O público e os outros presentes na defesa assistem a um trecho de "Efeito Borboleta I"

Pesquisa mostra o infinito entre um tic-tac

Luiza Martin


Reunir filmes para estudar o tempo. Assim Paulo Guilherme Horn concebeu a pesquisa denominada “Tempo”. Na apresentação do dia 12 de agosto, sete partes de seis filmes ilustraram como se alonga a passagem do “tic” ao “tac” do relógio — “a capacidade do tempo de durar”. Guiado por Nara Marques através dos caminhos de Gilles Deleuze, Henri-Louis Bergson e outros teóricos, Paulo passou pela monografia com um 9,5 declarado na sala C-27.
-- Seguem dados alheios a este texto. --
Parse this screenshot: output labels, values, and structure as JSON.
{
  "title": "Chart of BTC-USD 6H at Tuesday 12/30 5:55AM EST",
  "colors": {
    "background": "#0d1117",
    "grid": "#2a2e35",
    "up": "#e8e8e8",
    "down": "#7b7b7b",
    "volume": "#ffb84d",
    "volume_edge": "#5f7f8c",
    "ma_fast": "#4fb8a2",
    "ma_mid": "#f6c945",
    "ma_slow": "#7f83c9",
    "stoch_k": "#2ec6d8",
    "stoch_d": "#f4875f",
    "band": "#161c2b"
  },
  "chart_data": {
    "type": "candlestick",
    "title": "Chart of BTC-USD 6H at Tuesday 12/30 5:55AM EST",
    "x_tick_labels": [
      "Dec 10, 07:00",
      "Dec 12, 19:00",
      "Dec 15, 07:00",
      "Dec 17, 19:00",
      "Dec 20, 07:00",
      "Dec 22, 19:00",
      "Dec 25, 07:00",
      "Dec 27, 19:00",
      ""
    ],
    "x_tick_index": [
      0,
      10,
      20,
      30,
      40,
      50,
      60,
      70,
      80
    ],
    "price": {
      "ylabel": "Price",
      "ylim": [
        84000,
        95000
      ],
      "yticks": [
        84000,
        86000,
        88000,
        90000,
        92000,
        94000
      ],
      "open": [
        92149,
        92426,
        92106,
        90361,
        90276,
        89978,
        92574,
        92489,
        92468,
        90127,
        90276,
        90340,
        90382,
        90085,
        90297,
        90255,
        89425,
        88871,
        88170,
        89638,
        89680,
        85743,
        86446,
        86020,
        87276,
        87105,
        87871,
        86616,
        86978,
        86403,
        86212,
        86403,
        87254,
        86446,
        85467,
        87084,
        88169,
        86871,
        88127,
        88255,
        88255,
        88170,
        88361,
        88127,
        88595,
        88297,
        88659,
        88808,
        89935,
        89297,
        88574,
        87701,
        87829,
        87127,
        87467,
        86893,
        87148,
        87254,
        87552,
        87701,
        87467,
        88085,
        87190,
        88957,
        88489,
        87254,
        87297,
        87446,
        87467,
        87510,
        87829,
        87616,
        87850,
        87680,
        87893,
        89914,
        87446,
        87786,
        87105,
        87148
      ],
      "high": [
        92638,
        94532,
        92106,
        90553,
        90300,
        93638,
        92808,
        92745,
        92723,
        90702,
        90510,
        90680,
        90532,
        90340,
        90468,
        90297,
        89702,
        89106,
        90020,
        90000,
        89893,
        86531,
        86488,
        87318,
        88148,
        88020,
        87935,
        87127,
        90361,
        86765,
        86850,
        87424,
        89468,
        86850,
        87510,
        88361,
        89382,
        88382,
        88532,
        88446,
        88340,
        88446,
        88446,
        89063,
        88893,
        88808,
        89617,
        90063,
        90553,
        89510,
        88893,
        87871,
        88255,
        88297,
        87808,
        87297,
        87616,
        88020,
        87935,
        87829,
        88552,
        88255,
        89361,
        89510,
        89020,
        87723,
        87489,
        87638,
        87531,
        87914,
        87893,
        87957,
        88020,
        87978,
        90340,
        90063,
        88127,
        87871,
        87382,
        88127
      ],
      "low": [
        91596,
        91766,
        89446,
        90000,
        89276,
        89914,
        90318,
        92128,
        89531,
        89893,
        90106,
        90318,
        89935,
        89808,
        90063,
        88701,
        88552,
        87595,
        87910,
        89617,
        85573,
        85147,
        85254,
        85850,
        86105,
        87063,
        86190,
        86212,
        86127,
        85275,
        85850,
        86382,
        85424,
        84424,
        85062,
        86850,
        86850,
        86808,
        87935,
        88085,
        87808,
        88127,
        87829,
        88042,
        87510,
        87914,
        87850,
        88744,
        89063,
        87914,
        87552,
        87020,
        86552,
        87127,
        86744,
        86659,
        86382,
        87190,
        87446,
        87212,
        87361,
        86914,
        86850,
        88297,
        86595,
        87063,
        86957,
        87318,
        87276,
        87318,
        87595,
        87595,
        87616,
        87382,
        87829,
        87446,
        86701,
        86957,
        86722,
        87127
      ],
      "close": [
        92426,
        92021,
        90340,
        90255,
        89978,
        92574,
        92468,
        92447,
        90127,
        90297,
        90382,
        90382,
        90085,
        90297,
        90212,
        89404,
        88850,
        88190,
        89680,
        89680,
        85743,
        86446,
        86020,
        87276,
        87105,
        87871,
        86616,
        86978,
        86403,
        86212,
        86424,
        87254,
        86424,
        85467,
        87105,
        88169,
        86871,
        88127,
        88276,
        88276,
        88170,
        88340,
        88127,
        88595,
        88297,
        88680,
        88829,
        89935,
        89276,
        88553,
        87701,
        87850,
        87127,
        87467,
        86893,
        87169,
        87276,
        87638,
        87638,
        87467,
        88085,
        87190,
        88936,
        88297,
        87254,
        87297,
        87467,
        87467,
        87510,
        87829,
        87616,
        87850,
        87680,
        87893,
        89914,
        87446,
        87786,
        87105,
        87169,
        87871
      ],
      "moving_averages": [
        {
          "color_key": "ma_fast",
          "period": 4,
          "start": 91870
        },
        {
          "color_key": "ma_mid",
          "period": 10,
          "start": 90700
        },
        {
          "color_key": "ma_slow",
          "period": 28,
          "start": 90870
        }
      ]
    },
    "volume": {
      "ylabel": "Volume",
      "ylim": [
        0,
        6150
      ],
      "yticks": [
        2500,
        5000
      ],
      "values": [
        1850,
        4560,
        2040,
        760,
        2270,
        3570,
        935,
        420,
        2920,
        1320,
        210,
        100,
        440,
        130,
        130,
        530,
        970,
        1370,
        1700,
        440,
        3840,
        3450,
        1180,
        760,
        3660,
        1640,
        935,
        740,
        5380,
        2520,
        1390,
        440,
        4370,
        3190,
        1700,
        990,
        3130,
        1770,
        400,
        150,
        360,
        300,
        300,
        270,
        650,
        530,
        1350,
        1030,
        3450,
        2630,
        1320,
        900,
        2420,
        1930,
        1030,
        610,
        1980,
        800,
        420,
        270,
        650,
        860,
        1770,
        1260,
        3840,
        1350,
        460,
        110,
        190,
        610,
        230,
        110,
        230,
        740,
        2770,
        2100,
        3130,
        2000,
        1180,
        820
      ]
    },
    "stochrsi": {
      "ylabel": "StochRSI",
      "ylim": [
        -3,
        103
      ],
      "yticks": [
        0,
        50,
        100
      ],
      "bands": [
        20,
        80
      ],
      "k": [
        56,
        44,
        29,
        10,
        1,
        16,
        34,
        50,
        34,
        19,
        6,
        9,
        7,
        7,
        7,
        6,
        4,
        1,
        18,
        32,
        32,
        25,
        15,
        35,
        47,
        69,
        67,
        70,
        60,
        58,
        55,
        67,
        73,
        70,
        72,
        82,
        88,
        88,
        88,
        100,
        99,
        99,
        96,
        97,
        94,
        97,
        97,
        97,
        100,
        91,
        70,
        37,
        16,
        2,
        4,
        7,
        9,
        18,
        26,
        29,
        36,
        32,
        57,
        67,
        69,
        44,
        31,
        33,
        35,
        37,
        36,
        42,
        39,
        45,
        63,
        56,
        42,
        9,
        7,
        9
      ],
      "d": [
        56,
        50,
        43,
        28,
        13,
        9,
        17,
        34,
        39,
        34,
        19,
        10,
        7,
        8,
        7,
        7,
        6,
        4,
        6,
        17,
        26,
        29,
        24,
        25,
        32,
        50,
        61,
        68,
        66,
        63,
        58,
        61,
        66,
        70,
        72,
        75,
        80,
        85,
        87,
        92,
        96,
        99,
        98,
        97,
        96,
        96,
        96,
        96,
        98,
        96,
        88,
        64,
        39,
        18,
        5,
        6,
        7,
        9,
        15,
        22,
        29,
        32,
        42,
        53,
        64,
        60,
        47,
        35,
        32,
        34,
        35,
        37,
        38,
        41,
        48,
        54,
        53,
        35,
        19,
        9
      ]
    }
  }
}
O tema da pesquisa não remete diretamente às práticas do jornalismo. Ramayana Lira, professora da Unisul, participou da banca e parabenizou o Ielusc por dar oportunidade a trabalhos com temáticas mais abrangentes. Já Paulo teceu críticas à escolha limitada do que desenvolver na disciplina projeto experimental. Ele tentou rodar um curta-metragem baseado no conto de sua autoria, chamado “Contorno”, que está presente na monografia, mas são permitidas experimentações em quatro áreas: rádio, assessoria, meios impressos e vídeo (este permite apenas gêneros jornalísticos, como o documentário).

“A idéia de estudar o tempo surgiu pelo fascínio que as narrativas de fluxo de consciência exerceram tanto sobre minha leitura quanto sobre a minha escrita”, justificou Paulo na primeira frase do texto de sua apresentação. Ele analisou 15 filmes, “pois estes [todas as produções cinematográficas] parecem dispor de mais recursos para trabalhar a abstração do tempo, recursos que se tornam escassos na literatura”. A busca por obras em que os ponteiros (que rodam 360 graus em torno de um eixo em comum) sejam imprescindíveis culminou na divisão em casos simples e casos complexos de tempo. A cena de conflito entre os pistoleiros no filme “Era uma vez no Oeste” é exemplo do tipo simples — “a dança da morte” é mais longa que a matematização feita do tempo, o que remete à abstração. O período se enche de detalhes que o transbordam.

“Efeito Borboleta I” é um caso complexo, segundo Paulo. Ele explica que “há a criação de uma percepção dupla”, quando o protagonista vive um retorno a momentos não vividos no passado, partindo dos conceitos que Bergson desenvolve sobre o corpo, a percepção de imagens e a memória. Lacunas da memória do personagem são preenchidas e o corpo convive com essas novas experiências adquiridas. Enquanto a viagem acontece, o corpo abandonado no presente sangra. Um sangramento que dura menos que o conjunto de cenas que o antecederam. Para Ramayana, o teórico Bergson não foi “potencializado” nos filmes. Ela considerou “Tempo” um trabalho de “fôlego” e o recomendou para os alunos que queiram conhecer Bergson.

O professor Sílvio Melatti, do Ielusc, elogiou o desenvolvimento textual da pesquisa que reuniu “clareza e simplicidade, que esboçam segurança ao tratar de temas complexos”. Paulo foi colocado por Melatti, em meados do curso, dentro do grupo dos “relapsos atávicos” — composto por alunos de potencial sem assiduidade na entrega de trabalhos. O professor perguntou brincando se a pesquisa era uma vingança pelos velhos tempos. O aluno respondeu com risos. Outra inquietação por parte do avaliador foi o porquê de Paulo ter ignorado o jornalismo se a questão do tempo está presente nos textos noticiosos analisados em aula. Paulo afirmou que não pretende entrar no mercado pelas portas jornalísticas e que fará mestrado na área de letras ou literatura. “Ironicamente, tive minha pesquisa também limitada pelo Tempo (de entrega da monografia). Mas este estudo, não tenho mais como limitá-lo em duração pela minha vida afora”, comentou.